«De todos meus criados tenho inteira satisfacam por me averem servido com lialdade zelo, e trabalho principalmente os officiaes de minha caza, Mordo mor (Mordomo-mor) Estrebeiro mor, cappelão mor, Porteiro mor, e os mais, que aqui hei por expreços, e declarados, e peço ao Princepe meu filho se sirva delles porque o faram como eu sempre experementey. O conde Camareiro mor do meu concelho de Estado me tem servido nesta doença como nas mais comtodo cudado e trabalho asim mando ao Princepe meu filho lhe faca toda a honra e Estimação que mereceo e mando se lhe entregue mil cruzados para repartir com os Mocos da camara que me cervirão nesta doença. Declaro que governei este Reyno com toda a Justiça comforme entendi e se herrei em alguma de minhas acçoens como homem foi sempre cudadozo qual hera o melhor que se devia obrar.

«Tenho declarado a Raynha hum pessoa para Ayo do Principe que ella nomeará quando lhe parecer.

«Tenho muitos papeis tocantes ao governo d'este Reyno, e conhesimento de meus vasalos que podem servir á Raynha e ao Principe e porque da publicação delles pode rezultar perjuizo amuitas pessoas mando que o Bispo meu confessor e Antonio Cabide fassão inventario delles, e os entreguem a Rainha.

«Fuy muito corioso da minha livraria da muzica, e asim para que se conserve lhe deixo corenta mil reis todos os annos para fabrica, e mando que esteja sempre na caza em que está, e que se empetre hum breve do Papa com excumunhão reservada para que senão trezlade digo tire d'ella Livro nem papel nem se trezlade, e nomeio para Biblioticario della a Antonio Barbosa com cecenta mil reis de ordenado, e por Ajudante a Domingos do Vale seu irmão, e faltando estas pessoas se hirão nomeando outras para sempre estes cento e corenta mil reis (que) fara a Rainha logo assentar no melhor parado da minha fazenda declarando se não tire nunca das rendas da capella.

«A minha capella mando se acabe do mesmo modo que eu tinha ordenado com Santuario Retabulo e çacrario e porque Antonio Cabide sabe o modo com que eu queria isto o deixo por superintendente desta obra.

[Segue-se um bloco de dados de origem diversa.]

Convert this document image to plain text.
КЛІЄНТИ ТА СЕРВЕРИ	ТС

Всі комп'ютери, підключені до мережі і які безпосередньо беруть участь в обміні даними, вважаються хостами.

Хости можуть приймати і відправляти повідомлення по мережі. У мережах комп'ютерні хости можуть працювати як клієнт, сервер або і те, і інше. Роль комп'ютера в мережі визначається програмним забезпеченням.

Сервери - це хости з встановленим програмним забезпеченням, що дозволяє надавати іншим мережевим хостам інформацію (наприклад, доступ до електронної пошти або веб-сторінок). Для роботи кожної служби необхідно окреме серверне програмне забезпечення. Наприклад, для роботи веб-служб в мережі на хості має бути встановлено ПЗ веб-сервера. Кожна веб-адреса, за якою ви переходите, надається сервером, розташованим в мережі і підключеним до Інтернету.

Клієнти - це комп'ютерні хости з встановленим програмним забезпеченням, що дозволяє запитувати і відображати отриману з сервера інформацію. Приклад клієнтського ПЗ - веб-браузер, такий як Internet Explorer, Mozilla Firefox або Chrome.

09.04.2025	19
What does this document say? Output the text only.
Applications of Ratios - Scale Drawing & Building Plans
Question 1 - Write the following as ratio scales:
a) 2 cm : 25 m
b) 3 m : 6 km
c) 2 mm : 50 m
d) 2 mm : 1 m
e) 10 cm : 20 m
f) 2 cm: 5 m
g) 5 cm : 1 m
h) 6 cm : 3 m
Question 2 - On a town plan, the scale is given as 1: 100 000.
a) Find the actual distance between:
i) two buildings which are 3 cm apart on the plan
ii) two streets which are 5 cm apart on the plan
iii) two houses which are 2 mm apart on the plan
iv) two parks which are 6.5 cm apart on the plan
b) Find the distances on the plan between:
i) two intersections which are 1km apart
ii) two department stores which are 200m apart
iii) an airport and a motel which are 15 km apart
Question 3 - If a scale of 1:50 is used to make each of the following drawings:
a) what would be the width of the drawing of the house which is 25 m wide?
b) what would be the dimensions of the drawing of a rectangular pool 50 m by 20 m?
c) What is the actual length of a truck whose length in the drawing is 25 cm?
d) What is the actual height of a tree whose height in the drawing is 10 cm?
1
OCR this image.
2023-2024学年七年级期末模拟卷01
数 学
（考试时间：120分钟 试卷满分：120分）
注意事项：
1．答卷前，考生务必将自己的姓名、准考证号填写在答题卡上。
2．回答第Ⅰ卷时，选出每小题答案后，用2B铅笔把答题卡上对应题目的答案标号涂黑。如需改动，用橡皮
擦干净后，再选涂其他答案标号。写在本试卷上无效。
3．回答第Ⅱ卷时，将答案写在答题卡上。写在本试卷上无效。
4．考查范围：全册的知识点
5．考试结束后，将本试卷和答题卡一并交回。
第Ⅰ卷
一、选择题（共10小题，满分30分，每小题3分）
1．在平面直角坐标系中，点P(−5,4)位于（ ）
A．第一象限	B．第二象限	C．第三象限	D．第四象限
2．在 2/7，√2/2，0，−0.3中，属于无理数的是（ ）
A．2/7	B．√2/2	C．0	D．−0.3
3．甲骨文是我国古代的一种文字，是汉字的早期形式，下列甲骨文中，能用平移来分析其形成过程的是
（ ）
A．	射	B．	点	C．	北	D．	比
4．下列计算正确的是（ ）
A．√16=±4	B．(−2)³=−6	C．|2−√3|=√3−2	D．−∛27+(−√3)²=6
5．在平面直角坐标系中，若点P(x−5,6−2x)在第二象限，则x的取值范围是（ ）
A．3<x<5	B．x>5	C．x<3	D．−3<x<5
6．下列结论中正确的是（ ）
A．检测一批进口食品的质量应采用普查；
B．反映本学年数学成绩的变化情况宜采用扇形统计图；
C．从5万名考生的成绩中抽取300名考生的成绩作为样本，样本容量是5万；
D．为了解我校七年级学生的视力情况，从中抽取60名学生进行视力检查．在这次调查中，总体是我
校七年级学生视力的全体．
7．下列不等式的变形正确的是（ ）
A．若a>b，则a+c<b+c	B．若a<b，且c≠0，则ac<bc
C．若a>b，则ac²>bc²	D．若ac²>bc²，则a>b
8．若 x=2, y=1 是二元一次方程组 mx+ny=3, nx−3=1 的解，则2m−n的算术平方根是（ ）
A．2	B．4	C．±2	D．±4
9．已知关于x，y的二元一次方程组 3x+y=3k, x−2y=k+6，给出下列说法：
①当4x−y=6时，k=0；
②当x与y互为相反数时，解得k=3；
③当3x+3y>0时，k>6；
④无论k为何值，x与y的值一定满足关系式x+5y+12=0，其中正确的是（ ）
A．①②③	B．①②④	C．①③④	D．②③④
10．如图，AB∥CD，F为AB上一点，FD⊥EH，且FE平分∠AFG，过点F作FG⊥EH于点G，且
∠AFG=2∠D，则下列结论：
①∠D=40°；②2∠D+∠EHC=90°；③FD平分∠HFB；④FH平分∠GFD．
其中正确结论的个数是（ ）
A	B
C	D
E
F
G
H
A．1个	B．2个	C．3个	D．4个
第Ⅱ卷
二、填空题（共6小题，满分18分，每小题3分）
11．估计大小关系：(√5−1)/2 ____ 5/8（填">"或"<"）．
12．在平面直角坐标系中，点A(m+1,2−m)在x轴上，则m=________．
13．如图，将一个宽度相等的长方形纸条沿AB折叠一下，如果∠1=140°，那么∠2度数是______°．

«Tenho mandado a Holanda empremir as obras de João Soares Rabello da qual Impresão lhe faço merce rezervando para aminha Livraria vinte Livros e os outros espalhara por Italia e Castela.[14]

«E como na observancia da Justiça consiste a conservação do Reyno declaro que os Governadores das armas não terão nas Justiças mais jurisdição que a que tem os capitaens de Africa. Fim do testamento.»

Quem estiver de pachorra confronte este modêlo de supina ignorancia dos rudimentos da arte de escrever, com o estylo garrafal e engalanado do secretario de estado Pedro Vieira da Silva. E depois, se poder, acredite em D. Antonio Caetano de Sousa (Hist. Genealog. da Casa Real, tomo VII, pag. 240) quando lhe diz que D. João IV ditara a Antonio Cavide a maior parte ou todas as Relaçoens anonymas das campanhas entre Hespanha e Portugal, impressas entre 1641 e 1643, com o fim de ter contentes os animos dos seus vassalos, e satisfeitos com os bons successos de suas armas. O linhagista da casa de Bragança não satisfez o seu encarecimento servil com menos de inventar um litterato no fragueiro monteador de veados em Villa Viçosa.

Convem notar que o redactor do testamento procedeu sensatamente expungindo dos regios apontamentos a clauzula de impetrar do Papa excommunhão para quem trasladasse algum livro da Bibliotheca da musica. Villão espirito e rancorosa alma que ainda almejavam sobreviver-se no2 tumulo! D'essa estupenda biblioteca, no dia 1 de novembro de 1755, não deixou o terremoto sequer um livro!

O autographo de D. João IV, aqui trasladado, pertenceu á livraria do ministro de estado Fernando Luiz Pereira de Sousa Barradas.